Pesantren diminta memperketat pengawasan internal terhadap santri setelah PWNU Jawa Timur menegaskan sikap tegas terhadap berbagai bentuk kejahatan dan perilaku menyimpang yang dapat terjadi di lingkungan pendidikan pesantren. PWNU Jatim juga menyatakan dukungan penuh pada proses hukum sesuai peraturan yang berlaku, tanpa memberi ruang bagi perlindungan terhadap tindakan oknum.
Ketua PWNU Jatim KH Abdul Hakim Mahfudz atau Kiai Kikin menekankan bahwa pesantren tidak boleh membiarkan perbuatan satu orang mencoreng nama lembaga. Pada saat yang sama, ia meminta masyarakat dan media tidak menggeneralisasi kejahatan seorang oknum ke seluruh pesantren.
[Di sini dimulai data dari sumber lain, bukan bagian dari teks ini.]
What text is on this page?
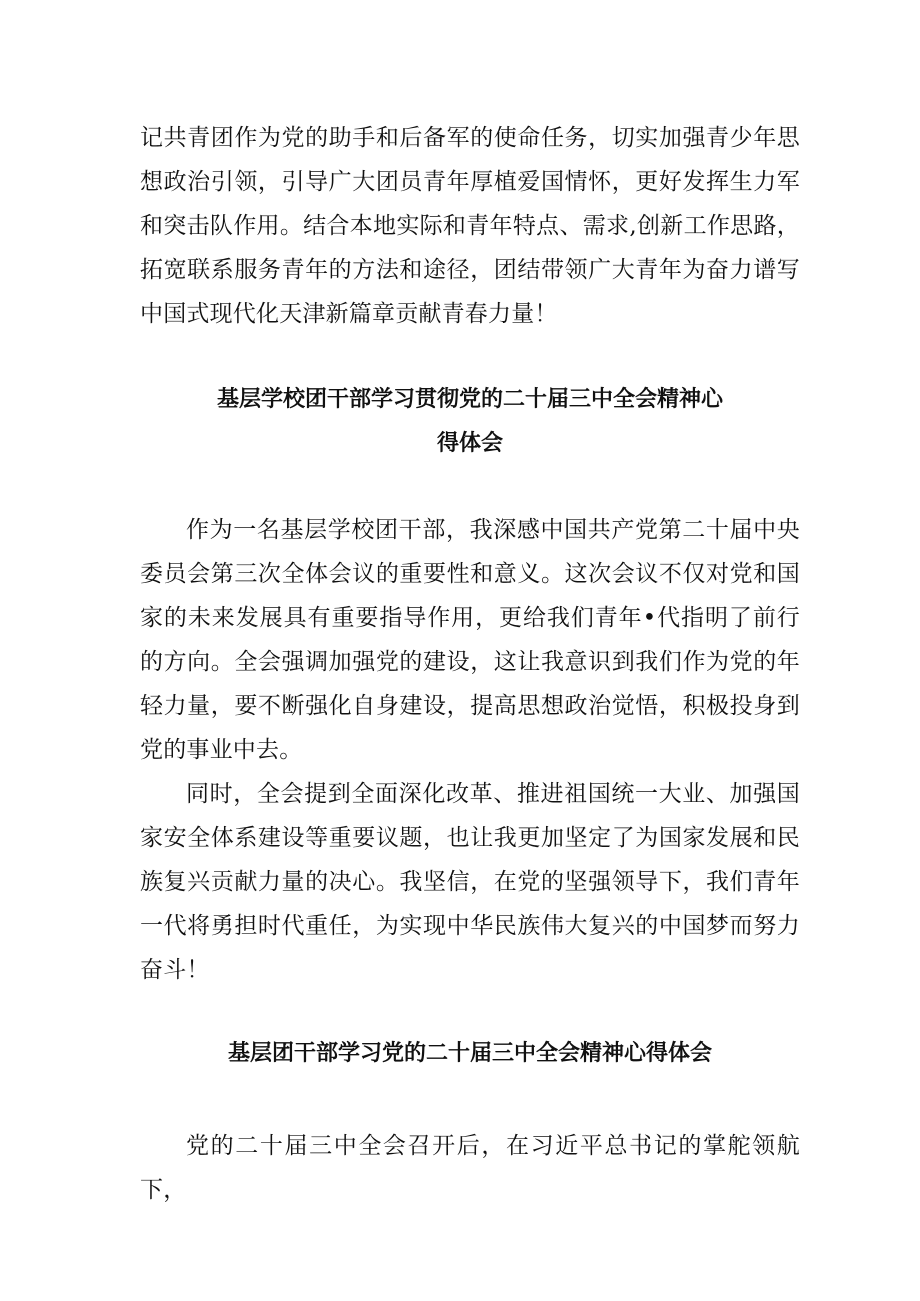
记共青团作为党的助手和后备军的使命任务，切实加强青少年思想政治引领，引导广大团员青年厚植爱国情怀，更好发挥生力军和突击队作用。结合本地实际和青年特点、需求,创新工作思路，拓宽联系服务青年的方法和途径，团结带领广大青年为奋力谱写中国式现代化天津新篇章贡献青春力量！

基层学校团干部学习贯彻党的二十届三中全会精神心
得体会

作为一名基层学校团干部，我深感中国共产党第二十届中央委员会第三次全体会议的重要性和意义。这次会议不仅对党和国家的未来发展具有重要指导作用，更给我们青年•代指明了前行的方向。全会强调加强党的建设，这让我意识到我们作为党的年轻力量，要不断强化自身建设，提高思想政治觉悟，积极投身到党的事业中去。

同时，全会提到全面深化改革、推进祖国统一大业、加强国家安全体系建设等重要议题，也让我更加坚定了为国家发展和民族复兴贡献力量的决心。我坚信，在党的坚强领导下，我们青年一代将勇担时代重任，为实现中华民族伟大复兴的中国梦而努力奋斗！

基层团干部学习党的二十届三中全会精神心得体会

党的二十届三中全会召开后，在习近平总书记的掌舵领航下，
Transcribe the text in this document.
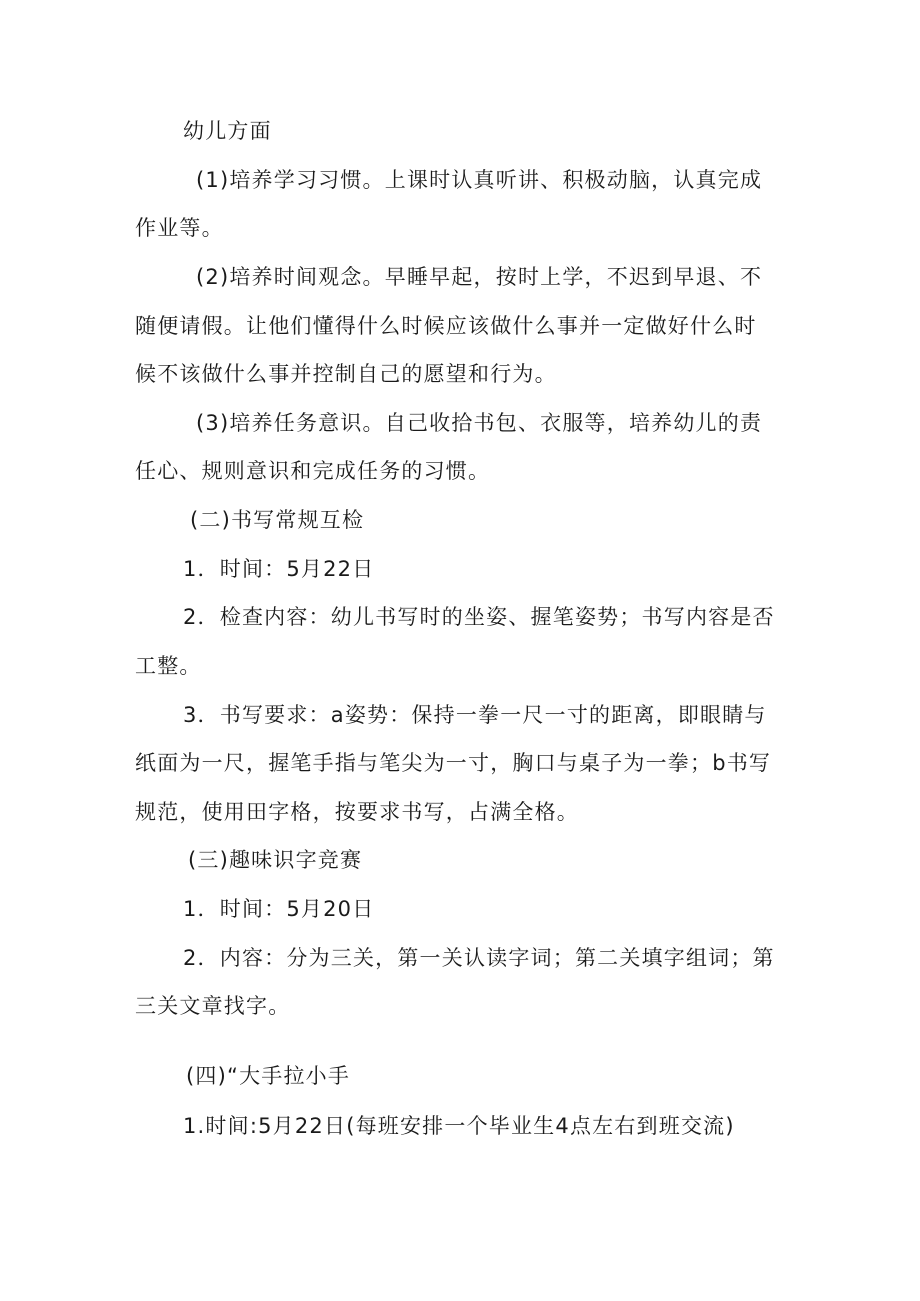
幼儿方面
(1)培养学习习惯。上课时认真听讲、积极动脑，认真完成
作业等。
(2)培养时间观念。早睡早起，按时上学，不迟到早退、不
随便请假。让他们懂得什么时候应该做什么事并一定做好什么时
候不该做什么事并控制自己的愿望和行为。
(3)培养任务意识。自己收拾书包、衣服等，培养幼儿的责
任心、规则意识和完成任务的习惯。
(二)书写常规互检
1．时间：5月22日
2．检查内容：幼儿书写时的坐姿、握笔姿势；书写内容是否
工整。
3．书写要求：a姿势：保持一拳一尺一寸的距离，即眼睛与
纸面为一尺，握笔手指与笔尖为一寸，胸口与桌子为一拳；b书写
规范，使用田字格，按要求书写，占满全格。
(三)趣味识字竞赛
1．时间：5月20日
2．内容：分为三关，第一关认读字词；第二关填字组词；第
三关文章找字。
(四)“大手拉小手
1.时间:5月22日(每班安排一个毕业生4点左右到班交流)
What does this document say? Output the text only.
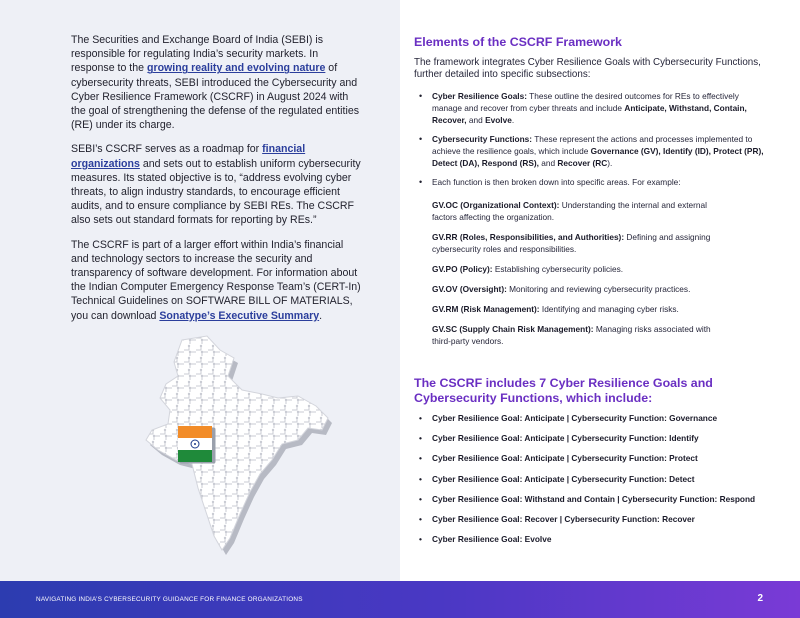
The Securities and Exchange Board of India (SEBI) is responsible for regulating India’s security markets. In response to the growing reality and evolving nature of cybersecurity threats, SEBI introduced the Cybersecurity and Cyber Resilience Framework (CSCRF) in August 2024 with the goal of strengthening the defense of the regulated entities (RE) under its charge.

SEBI’s CSCRF serves as a roadmap for financial organizations and sets out to establish uniform cybersecurity measures. Its stated objective is to, “address evolving cyber threats, to align industry standards, to encourage efficient audits, and to ensure compliance by SEBI REs. The CSCRF also sets out standard formats for reporting by REs.”

The CSCRF is part of a larger effort within India’s financial and technology sectors to increase the security and transparency of software development. For information about the Indian Computer Emergency Response Team’s (CERT-In) Technical Guidelines on SOFTWARE BILL OF MATERIALS, you can download Sonatype’s Executive Summary.

Elements of the CSCRF Framework
The framework integrates Cyber Resilience Goals with Cybersecurity Functions, further detailed into specific subsections:
• Cyber Resilience Goals: These outline the desired outcomes for REs to effectively manage and recover from cyber threats and include Anticipate, Withstand, Contain, Recover, and Evolve.
• Cybersecurity Functions: These represent the actions and processes implemented to achieve the resilience goals, which include Governance (GV), Identify (ID), Protect (PR), Detect (DA), Respond (RS), and Recover (RC).
• Each function is then broken down into specific areas. For example:
GV.OC (Organizational Context): Understanding the internal and external factors affecting the organization.
GV.RR (Roles, Responsibilities, and Authorities): Defining and assigning cybersecurity roles and responsibilities.
GV.PO (Policy): Establishing cybersecurity policies.
GV.OV (Oversight): Monitoring and reviewing cybersecurity practices.
GV.RM (Risk Management): Identifying and managing cyber risks.
GV.SC (Supply Chain Risk Management): Managing risks associated with third-party vendors.
The CSCRF includes 7 Cyber Resilience Goals and Cybersecurity Functions, which include:
• Cyber Resilience Goal: Anticipate | Cybersecurity Function: Governance
• Cyber Resilience Goal: Anticipate | Cybersecurity Function: Identify
• Cyber Resilience Goal: Anticipate | Cybersecurity Function: Protect
• Cyber Resilience Goal: Anticipate | Cybersecurity Function: Detect
• Cyber Resilience Goal: Withstand and Contain | Cybersecurity Function: Respond
• Cyber Resilience Goal: Recover | Cybersecurity Function: Recover
• Cyber Resilience Goal: Evolve
NAVIGATING INDIA’S CYBERSECURITY GUIDANCE FOR FINANCE ORGANIZATIONS	2
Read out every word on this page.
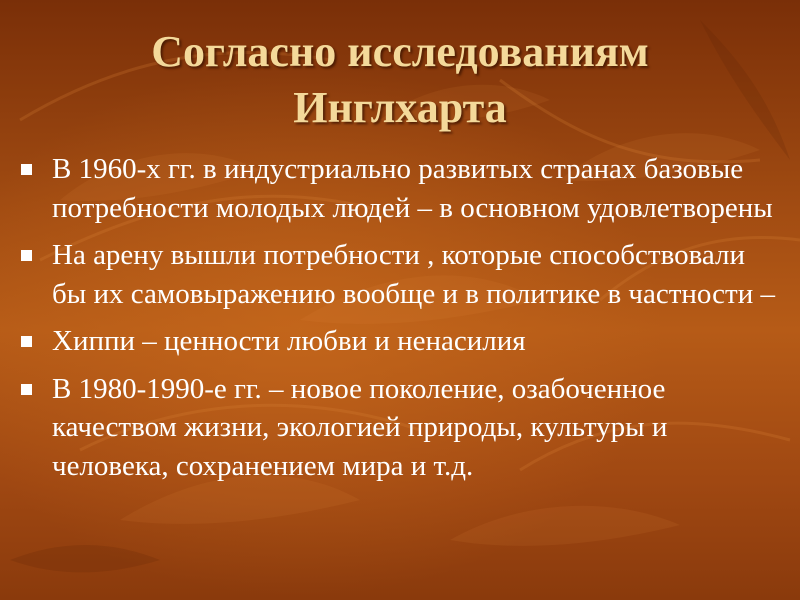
Согласно исследованиям
Инглхарта
В 1960-х гг. в индустриально развитых странах базовые потребности молодых людей – в основном удовлетворены
На арену вышли потребности , которые способствовали бы их самовыражению вообще и в политике в частности –
Хиппи – ценности любви и ненасилия
В 1980-1990-е гг. – новое поколение, озабоченное качеством жизни, экологией природы, культуры и человека, сохранением мира и т.д.
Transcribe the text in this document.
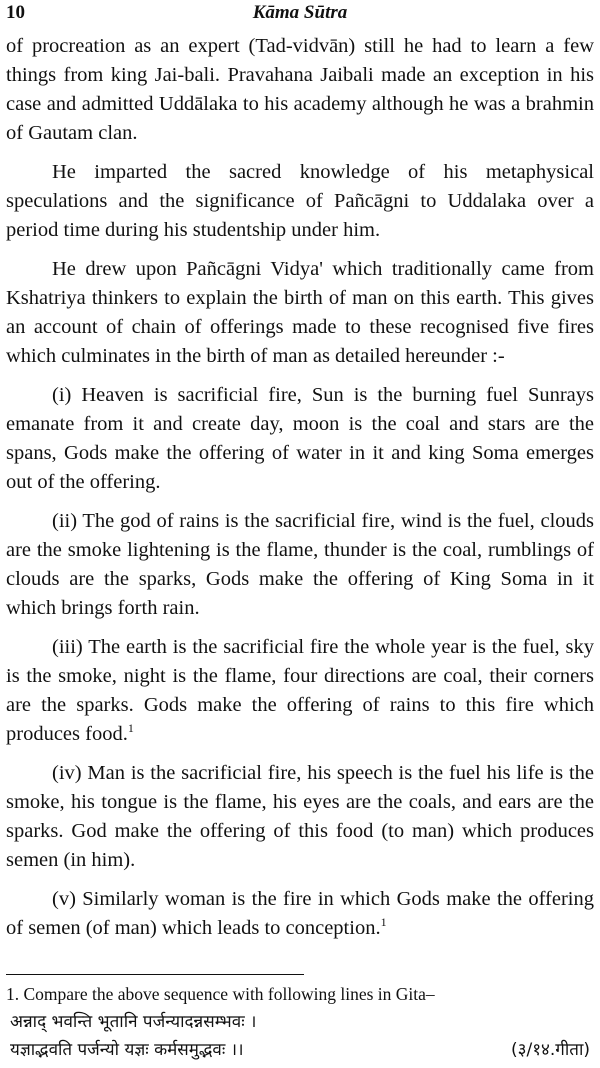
10	Kāma Sūtra

of procreation as an expert (Tad-vidvān) still he had to learn a few things from king Jai-bali. Pravahana Jaibali made an exception in his case and admitted Uddālaka to his academy although he was a brahmin of Gautam clan.

He imparted the sacred knowledge of his metaphysical speculations and the significance of Pañcāgni to Uddalaka over a period time during his studentship under him.

He drew upon Pañcāgni Vidya' which traditionally came from Kshatriya thinkers to explain the birth of man on this earth. This gives an account of chain of offerings made to these recognised five fires which culminates in the birth of man as detailed hereunder :-

(i) Heaven is sacrificial fire, Sun is the burning fuel Sunrays emanate from it and create day, moon is the coal and stars are the spans, Gods make the offering of water in it and king Soma emerges out of the offering.

(ii) The god of rains is the sacrificial fire, wind is the fuel, clouds are the smoke lightening is the flame, thunder is the coal, rumblings of clouds are the sparks, Gods make the offering of King Soma in it which brings forth rain.

(iii) The earth is the sacrificial fire the whole year is the fuel, sky is the smoke, night is the flame, four directions are coal, their corners are the sparks. Gods make the offering of rains to this fire which produces food.$^1$

(iv) Man is the sacrificial fire, his speech is the fuel his life is the smoke, his tongue is the flame, his eyes are the coals, and ears are the sparks. God make the offering of this food (to man) which produces semen (in him).

(v) Similarly woman is the fire in which Gods make the offering of semen (of man) which leads to conception.$^1$

1. Compare the above sequence with following lines in Gita–

अन्नाद् भवन्ति भूतानि पर्जन्यादन्नसम्भवः ।

यज्ञाद्भवति पर्जन्यो यज्ञः कर्मसमुद्भवः ।।	(३/१४.गीता)
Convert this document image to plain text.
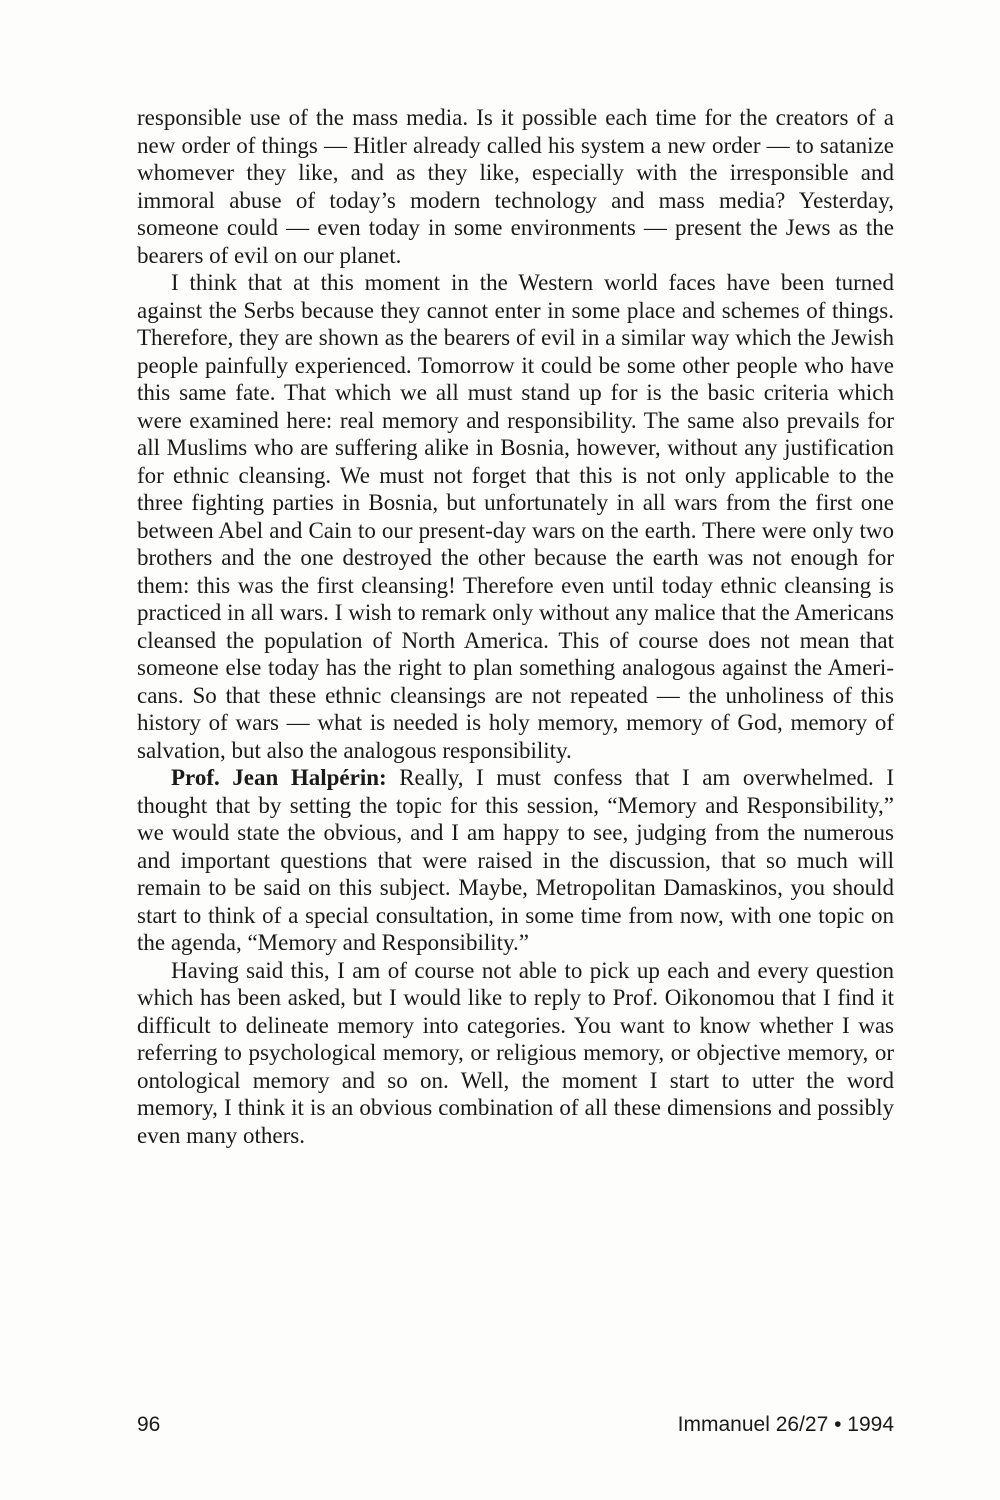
responsible use of the mass media. Is it possible each time for the creators of a new order of things — Hitler already called his system a new order — to satanize whomever they like, and as they like, especially with the irresponsible and immoral abuse of today’s modern technology and mass media? Yesterday, someone could — even today in some environments — present the Jews as the bearers of evil on our planet.

I think that at this moment in the Western world faces have been turned against the Serbs because they cannot enter in some place and schemes of things. Therefore, they are shown as the bearers of evil in a similar way which the Jewish people painfully experienced. Tomorrow it could be some other people who have this same fate. That which we all must stand up for is the basic criteria which were examined here: real memory and responsibility. The same also prevails for all Muslims who are suffering alike in Bosnia, however, without any justification for ethnic cleansing. We must not forget that this is not only applicable to the three fighting parties in Bosnia, but unfortunately in all wars from the first one between Abel and Cain to our present-day wars on the earth. There were only two brothers and the one destroyed the other because the earth was not enough for them: this was the first cleansing! Therefore even until today ethnic cleansing is practiced in all wars. I wish to remark only without any malice that the Americans cleansed the population of North America. This of course does not mean that someone else today has the right to plan something analogous against the Americans. So that these ethnic cleansings are not repeated — the unholiness of this history of wars — what is needed is holy memory, memory of God, memory of salvation, but also the analogous responsibility.

Prof. Jean Halpérin: Really, I must confess that I am overwhelmed. I thought that by setting the topic for this session, “Memory and Responsibility,” we would state the obvious, and I am happy to see, judging from the numerous and important questions that were raised in the discussion, that so much will remain to be said on this subject. Maybe, Metropolitan Damaskinos, you should start to think of a special consultation, in some time from now, with one topic on the agenda, “Memory and Responsibility.”

Having said this, I am of course not able to pick up each and every question which has been asked, but I would like to reply to Prof. Oikonomou that I find it difficult to delineate memory into categories. You want to know whether I was referring to psychological memory, or religious memory, or objective memory, or ontological memory and so on. Well, the moment I start to utter the word memory, I think it is an obvious combination of all these dimensions and possibly even many others.

96	Immanuel 26/27 • 1994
Dorongan evaluasi di seluruh pesantren
PWNU Jatim mengimbau seluruh pesantren melakukan muhasabah dan evaluasi diri secara menyeluruh. Langkah itu dipandang penting agar setiap lembaga bisa meninjau kembali sistem pengawasan dan perlindungan bagi santri.
Bersama Rabithoh Ma’ahid Islamiyah serta lembaga dan badan otonom di bawahnya, PWNU Jatim menyatakan siap memberi pendampingan dalam penyusunan standar operasional prosedur perlindungan dan keamanan santri. Dalam rapat pleno Syuriah-Tanfidziyah PWNU Jatim bersama RMI dan Lembaga Penyuluhan dan Bantuan Hukum NU, RMI juga siap menata ulang tata laksana pendirian serta pemberian izin pesantren.
Pengawasan dan pembinaan yang lebih intensif disebut menjadi bagian penting dari langkah itu. Sejumlah pesantren NU bahkan telah menjalankan standar pengawasan internal untuk menjaga lingkungan belajar tetap tertib.
Pola pengawasan di lingkungan pesantren
Salah satu contoh yang disebut adalah pembatasan jumlah santri per kamar. Selain itu, ada penunjukan santri senior sebagai pembina di masing-masing kamar agar pengawasan harian berjalan lebih dekat.
Di atas pembina kamar, terdapat koordinator pembina atau pembina dalam satu wisma. Struktur itu kemudian berada di bawah pengurus atau lurah pondok yang langsung bertanggung jawab kepada kepala atau wakil pondok.
Susunan berlapis tersebut dibuat agar setiap persoalan dapat terpantau sejak dini. Dengan begitu, masalah dapat dicari solusinya bersama sebelum berkembang lebih jauh.
PWNU Jatim juga menyatakan kesiapan bekerja sama dengan pemerintah, khususnya aparat penegak hukum. Kerja sama itu mencakup pencegahan, penanganan, dan mitigasi dampak dari kasus-kasus hukum di lingkungan pesantren.
Memisahkan oknum dari institusi
Mantan Rektor Universitas NU Surabaya Prof HA Jazidie menilai tantangan berat dalam menjaga reputasi sering kali justru datang dari perilaku negatif orang dalam atau alumni. Karena itu, ia menekankan pentingnya memisahkan kesalahan oknum dari kesucian institusi pesantren.
Menurut dia, ada dua sikap strategis yang perlu diambil ketika pesantren menghadapi pelanggaran moral berat seperti korupsi, kekerasan seksual, atau tindak pidana. Sikap pertama adalah deklarasi jarak dan pembatasan akses sosial melalui pernyataan resmi bahwa tindakan oknum bertentangan dengan nilai luhur almamater.
Langkah itu juga disertai penonaktifan oknum dari struktur kepengurusan ikatan alumni, yayasan, atau kegiatan keagamaan internal pesantren. Dengan cara itu, pesantren menunjukkan batas yang jelas antara lembaga dan pelaku pelanggaran.
Sikap kedua adalah tabayyun hukum dan pendampingan agar pesantren tidak memakai alasan menjaga aib untuk menutupi tindakan kriminal yang merugikan publik maupun korban. Prof Jazidie menegaskan, jika kasus sudah masuk ranah hukum, pesantren harus mendukung penuh proses hukum yang transparan.
Ia menilai ketegasan semacam itu justru bisa meningkatkan derajat modal simbolik pesantren di mata publik. Dalam pandangannya, keberanian bersikap terbuka akan memperkuat kepercayaan terhadap pesantren sebagai lembaga pendidikan dan keagamaan.